DEJABAR.ID, SUBANG – Dengan berakhirnya kontrak pengelolaan Pantai Pondok Bali yang selama ini dipegang oleh CV Satu Putri, Pemkab Subang terancam kehilangan Pendapatan Asli Daerah sebesar Rp200 juta pertahun.

Berdasarkan keterangan Kabid Destinasi Wisata Disparpora Subang, Euis Hartini mengatakan selama dikelola oleh CV Satu Putri, Pendapatan Asli Daerah dari obyek Wisata Pantai Pondok Bali pertahun mencapai Rp200 juta.

” Dengan berakhirnya kontrak CV Satu Putri pada 8 Juni 2019 lalu, saat ini Pantai Pondok Bali pengelolaannya dikembalikan kepada Disparpora Subang” ujarnya kepada DEJABAR.ID Kamis pagi (13/6/2019)

Euis juga menegaskan, selamanya belum ada pihak swasta yang mengelola Pondok Bali, para pengunjung yang akan masuk ke Pondok Bali tidak akan dikenakan tiket alias gratis.

“Selama dikelola oleh Disparpora, Masuk ke Pantai Pondok Bali tidak akan dikenakan tiket. Namun kami juga meminta kepada para pengunjung, sekalipun gratis diharapkan tetap waspada menjaga keselamatan selama berada di Pondok Bali,” katanya.

Pihak Disparpora juga memastikan, selama belum ada pihak swasta yang mengelola Pondok Bali, Euis Hartini memastikan kondisi objek wisata tersebut teyap terjaga dengan baik. Teknis penjagaan tersebut dikoordinasikan dengan Muspika Legonkulon.

“Nanti akan segera dibicarakan mengenai tim teknis yang menjaga asset Pemda tersebut sebelum nantinya dikelolah oleh pihak kedua,” katanya.

Euis mengatakan, merujuk pada Permendagri No. 19 tentang Pedoman Pengelolaan Barang Milik Daerah, kerjasama Pemda dengan CV Satu Putri hanya satu tahun. Akan dilakukan lelang terbuka lagi bagi pihak tertentu yang ingin mengelola objek wisata tersebut.

“Nanti akan ada lelang terbuka kembali, setelah apprasial dilakukan,” ucapnya.

Apprasial dilakukan oleh lembaga independen untuk menentukan standar harga sewa tanah. Harga sewa tersebut masuk ke Pemda berupa Pendapat Asli Daerah (PAD). Lahan objek wisata tersebut pada 2018 seluas 20.370 meter persegi.

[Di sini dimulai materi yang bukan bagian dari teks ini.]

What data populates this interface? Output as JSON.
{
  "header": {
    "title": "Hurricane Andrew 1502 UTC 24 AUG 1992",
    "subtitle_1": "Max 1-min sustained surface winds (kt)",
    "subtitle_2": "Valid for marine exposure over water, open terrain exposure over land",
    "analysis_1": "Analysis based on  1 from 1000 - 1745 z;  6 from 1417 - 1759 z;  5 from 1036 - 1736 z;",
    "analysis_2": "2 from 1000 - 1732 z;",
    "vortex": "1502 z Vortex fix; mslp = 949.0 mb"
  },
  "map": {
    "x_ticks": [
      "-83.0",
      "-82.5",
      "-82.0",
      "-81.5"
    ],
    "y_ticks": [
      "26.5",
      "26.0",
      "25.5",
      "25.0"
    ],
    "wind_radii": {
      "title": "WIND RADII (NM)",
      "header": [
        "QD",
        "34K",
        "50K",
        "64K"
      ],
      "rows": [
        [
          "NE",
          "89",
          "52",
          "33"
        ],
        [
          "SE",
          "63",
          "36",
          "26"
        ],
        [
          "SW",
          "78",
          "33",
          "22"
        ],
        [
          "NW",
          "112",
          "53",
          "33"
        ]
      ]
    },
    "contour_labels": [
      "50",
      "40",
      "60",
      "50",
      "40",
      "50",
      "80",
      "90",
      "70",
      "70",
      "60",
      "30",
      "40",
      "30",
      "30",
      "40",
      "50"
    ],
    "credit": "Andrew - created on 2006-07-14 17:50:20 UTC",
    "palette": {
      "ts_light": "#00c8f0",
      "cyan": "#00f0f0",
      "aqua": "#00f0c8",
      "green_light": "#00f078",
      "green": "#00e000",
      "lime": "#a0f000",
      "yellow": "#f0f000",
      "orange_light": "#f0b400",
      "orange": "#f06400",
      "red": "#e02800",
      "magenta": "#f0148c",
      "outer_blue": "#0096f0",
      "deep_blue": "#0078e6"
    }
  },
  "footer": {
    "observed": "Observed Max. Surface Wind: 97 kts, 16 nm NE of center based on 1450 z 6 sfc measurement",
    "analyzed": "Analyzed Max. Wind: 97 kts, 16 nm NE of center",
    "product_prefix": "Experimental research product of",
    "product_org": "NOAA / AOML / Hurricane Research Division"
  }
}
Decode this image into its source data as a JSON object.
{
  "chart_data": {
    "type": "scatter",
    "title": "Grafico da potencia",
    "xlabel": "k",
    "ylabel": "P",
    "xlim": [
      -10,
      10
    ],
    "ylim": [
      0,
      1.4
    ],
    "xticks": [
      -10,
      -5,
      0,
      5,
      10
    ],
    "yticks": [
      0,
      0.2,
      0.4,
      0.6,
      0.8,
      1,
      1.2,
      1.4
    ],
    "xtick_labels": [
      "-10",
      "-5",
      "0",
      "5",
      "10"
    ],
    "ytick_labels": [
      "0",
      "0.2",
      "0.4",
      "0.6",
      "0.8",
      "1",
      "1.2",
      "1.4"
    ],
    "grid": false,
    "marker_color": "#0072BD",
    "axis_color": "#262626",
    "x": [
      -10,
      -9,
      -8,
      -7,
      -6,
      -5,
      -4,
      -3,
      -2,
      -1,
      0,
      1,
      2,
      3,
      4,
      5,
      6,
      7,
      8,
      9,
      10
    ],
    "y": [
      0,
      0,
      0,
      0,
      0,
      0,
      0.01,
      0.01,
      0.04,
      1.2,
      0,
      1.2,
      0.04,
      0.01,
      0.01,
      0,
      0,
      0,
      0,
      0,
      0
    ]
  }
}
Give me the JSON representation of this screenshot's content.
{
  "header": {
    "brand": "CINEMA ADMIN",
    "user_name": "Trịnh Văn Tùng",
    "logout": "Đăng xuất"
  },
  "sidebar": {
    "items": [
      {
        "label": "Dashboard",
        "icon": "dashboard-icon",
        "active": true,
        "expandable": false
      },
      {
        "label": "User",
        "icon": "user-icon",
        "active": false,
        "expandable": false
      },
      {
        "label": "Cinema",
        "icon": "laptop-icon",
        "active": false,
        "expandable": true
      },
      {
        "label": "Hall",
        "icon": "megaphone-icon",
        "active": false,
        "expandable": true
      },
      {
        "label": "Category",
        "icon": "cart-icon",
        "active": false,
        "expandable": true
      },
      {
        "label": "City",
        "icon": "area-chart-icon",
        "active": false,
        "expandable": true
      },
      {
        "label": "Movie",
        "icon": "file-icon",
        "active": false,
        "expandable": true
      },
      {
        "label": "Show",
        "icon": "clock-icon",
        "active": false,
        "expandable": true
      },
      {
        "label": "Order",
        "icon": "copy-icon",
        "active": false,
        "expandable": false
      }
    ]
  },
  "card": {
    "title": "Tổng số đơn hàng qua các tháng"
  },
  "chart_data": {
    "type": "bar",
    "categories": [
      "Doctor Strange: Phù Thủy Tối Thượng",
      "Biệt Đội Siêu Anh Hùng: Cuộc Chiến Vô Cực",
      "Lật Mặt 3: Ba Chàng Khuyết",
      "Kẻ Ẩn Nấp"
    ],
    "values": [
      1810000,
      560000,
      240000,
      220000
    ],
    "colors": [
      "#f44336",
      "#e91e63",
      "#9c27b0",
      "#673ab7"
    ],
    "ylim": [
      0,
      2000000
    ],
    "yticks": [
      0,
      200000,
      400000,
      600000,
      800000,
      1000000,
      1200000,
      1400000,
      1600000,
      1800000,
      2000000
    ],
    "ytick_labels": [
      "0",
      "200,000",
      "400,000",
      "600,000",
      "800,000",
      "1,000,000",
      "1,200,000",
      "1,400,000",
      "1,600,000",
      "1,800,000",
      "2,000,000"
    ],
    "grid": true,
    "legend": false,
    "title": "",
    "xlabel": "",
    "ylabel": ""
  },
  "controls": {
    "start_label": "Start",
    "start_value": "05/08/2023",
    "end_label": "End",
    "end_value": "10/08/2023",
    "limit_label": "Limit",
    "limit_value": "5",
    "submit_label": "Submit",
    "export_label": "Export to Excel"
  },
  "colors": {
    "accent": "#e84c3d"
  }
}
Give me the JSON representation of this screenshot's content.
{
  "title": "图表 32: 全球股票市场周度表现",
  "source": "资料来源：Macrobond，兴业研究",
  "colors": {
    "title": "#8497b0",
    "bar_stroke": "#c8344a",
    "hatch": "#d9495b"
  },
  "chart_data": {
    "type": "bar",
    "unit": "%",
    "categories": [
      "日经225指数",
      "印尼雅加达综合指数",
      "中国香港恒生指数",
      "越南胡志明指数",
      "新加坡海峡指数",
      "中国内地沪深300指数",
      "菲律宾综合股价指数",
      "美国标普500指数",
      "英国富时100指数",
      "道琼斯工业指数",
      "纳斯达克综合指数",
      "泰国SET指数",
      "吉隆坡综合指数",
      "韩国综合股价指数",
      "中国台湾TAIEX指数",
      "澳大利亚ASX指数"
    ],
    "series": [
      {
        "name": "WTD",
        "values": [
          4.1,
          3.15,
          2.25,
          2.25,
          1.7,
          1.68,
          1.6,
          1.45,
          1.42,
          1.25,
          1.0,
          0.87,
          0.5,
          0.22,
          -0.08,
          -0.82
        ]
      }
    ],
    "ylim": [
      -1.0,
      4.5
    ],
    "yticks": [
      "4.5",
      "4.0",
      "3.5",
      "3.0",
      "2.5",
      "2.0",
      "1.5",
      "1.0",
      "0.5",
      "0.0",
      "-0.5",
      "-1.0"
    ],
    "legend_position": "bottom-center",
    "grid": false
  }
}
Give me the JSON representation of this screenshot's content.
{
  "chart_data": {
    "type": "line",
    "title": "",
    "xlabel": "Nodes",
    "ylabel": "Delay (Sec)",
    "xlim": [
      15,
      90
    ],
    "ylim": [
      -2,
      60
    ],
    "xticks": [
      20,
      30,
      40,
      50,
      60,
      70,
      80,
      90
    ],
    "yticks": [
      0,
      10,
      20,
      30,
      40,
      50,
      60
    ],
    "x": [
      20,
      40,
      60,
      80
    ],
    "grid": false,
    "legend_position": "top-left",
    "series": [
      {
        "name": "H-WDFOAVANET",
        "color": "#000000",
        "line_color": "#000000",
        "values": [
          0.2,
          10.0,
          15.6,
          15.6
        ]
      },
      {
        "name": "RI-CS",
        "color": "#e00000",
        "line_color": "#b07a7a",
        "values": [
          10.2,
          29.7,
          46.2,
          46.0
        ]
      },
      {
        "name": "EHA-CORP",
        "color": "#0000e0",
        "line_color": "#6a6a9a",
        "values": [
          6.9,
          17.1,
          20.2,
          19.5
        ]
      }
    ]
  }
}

Euis menuturkan, kerjasama untuk pengelolaan objek wisata Pondok Bali itu dilakukan oleh Tim Koordinasi Kerjasama Daerah (TKKSD), bukan oleh Disparpora secara langsung.

“TKKSD itu diketuai oleh Sekda, terdiri dari berbagai bidang mulai dari bagian hukum, bagian asset, bagian kerjasama daerah dan pihak terkait,” ungkap tim teknis lelang pengelolaan objek wisata Pantai Pondok Bali tahun 2018 itu.

Euis juga mengatakan, selama ini Pantai Pondok Bali tetap menjadi primadona wisatawan khususnya di akhir pekan dan libur panjang seperti lebaran.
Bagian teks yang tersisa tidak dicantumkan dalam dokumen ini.